Ela leu, releu, depois olhou nos olhos dele e pediu ajuda. "Como se pronuncia isso?". O ex-esgrimista explicou minuciosamente. Com a questão resolvida, Maria aceitou o convite para um café.
Um ano após aquele inusitado encontro em uma loja de decoração, ocorrido em 2002, Guennadi e Maria de Fátima se casaram. De profissional contratado para um trabalho temporário, ele passou a engordar a estatística dos técnicos que decidem criar raízes no Brasil.

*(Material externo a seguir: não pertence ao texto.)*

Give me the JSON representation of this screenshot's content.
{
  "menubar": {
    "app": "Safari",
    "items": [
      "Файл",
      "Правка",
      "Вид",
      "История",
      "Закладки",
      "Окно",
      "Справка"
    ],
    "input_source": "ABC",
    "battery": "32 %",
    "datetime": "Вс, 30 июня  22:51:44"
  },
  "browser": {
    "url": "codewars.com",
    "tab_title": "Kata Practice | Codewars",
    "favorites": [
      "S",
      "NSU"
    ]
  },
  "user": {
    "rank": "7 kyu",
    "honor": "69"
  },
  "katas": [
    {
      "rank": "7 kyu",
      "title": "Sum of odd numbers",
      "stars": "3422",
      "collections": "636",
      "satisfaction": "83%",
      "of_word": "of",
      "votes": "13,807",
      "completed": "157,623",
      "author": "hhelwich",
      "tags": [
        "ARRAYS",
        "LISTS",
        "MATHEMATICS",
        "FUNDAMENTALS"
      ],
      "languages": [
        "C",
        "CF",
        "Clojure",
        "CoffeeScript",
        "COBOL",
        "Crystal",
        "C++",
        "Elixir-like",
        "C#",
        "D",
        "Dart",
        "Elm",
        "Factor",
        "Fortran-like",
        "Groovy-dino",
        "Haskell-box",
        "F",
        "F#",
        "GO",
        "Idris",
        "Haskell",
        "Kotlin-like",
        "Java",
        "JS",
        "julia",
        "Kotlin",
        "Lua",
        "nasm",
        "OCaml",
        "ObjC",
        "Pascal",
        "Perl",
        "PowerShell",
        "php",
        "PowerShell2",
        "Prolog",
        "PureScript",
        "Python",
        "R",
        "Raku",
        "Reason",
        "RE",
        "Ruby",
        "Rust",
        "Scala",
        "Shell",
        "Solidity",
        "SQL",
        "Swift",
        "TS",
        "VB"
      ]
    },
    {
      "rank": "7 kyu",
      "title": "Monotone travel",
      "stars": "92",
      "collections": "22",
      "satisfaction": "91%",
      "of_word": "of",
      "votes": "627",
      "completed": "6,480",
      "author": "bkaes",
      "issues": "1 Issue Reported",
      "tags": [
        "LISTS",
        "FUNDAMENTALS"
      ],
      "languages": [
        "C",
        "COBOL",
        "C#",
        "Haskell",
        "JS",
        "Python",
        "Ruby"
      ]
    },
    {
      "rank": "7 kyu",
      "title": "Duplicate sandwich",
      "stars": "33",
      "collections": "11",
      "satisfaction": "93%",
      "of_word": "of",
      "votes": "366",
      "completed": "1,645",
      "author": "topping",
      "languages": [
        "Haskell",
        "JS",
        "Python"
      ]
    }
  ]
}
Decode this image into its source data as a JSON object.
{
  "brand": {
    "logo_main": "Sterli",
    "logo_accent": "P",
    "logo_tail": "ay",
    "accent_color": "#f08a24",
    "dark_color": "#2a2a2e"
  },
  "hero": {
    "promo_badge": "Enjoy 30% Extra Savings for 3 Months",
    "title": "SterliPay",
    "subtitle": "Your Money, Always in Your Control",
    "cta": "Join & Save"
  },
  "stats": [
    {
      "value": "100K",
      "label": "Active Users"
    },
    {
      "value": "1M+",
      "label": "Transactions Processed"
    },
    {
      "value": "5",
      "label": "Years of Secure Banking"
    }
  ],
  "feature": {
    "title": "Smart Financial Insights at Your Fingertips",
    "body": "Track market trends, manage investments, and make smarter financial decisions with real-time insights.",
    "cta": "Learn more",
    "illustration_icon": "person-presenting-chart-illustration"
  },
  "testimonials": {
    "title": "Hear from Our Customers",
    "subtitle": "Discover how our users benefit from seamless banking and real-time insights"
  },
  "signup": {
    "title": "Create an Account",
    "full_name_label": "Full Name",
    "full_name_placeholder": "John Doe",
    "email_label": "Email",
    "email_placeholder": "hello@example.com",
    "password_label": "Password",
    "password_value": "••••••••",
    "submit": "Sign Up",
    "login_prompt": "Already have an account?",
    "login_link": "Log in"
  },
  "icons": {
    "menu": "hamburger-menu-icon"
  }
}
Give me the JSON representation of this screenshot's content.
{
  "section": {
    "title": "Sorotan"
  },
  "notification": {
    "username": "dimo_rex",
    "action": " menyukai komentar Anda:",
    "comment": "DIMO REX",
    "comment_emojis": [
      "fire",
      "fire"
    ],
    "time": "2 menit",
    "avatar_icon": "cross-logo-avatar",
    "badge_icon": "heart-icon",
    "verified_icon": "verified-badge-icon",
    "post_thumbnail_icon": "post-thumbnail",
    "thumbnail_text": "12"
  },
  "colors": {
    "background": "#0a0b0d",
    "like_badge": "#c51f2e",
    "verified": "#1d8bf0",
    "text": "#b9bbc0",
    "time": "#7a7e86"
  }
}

Guennadi nasceu em Moscou, na Rússia, onde adquiriu destreza para manusear a espada, o sabre e o florete, instrumentos da esgrima. Foi para Belarus depois da universidade e virou treinador.
Em 2001, aceitou uma convocação para vir ao Brasil e transmitir seus conhecimentos para atletas de um clube de São Paulo. "Não tive dificuldades com a língua. Na esgrima, você pode executar o movimento para explicar o que quer dizer. Quando percebi, já arranhava o português", relata.
Ele era casado na sua pátria de origem, mas escolheu trocar de família. "Foi tudo muito rápido com a Maria. Hoje não tenho planos de voltar para o meu país."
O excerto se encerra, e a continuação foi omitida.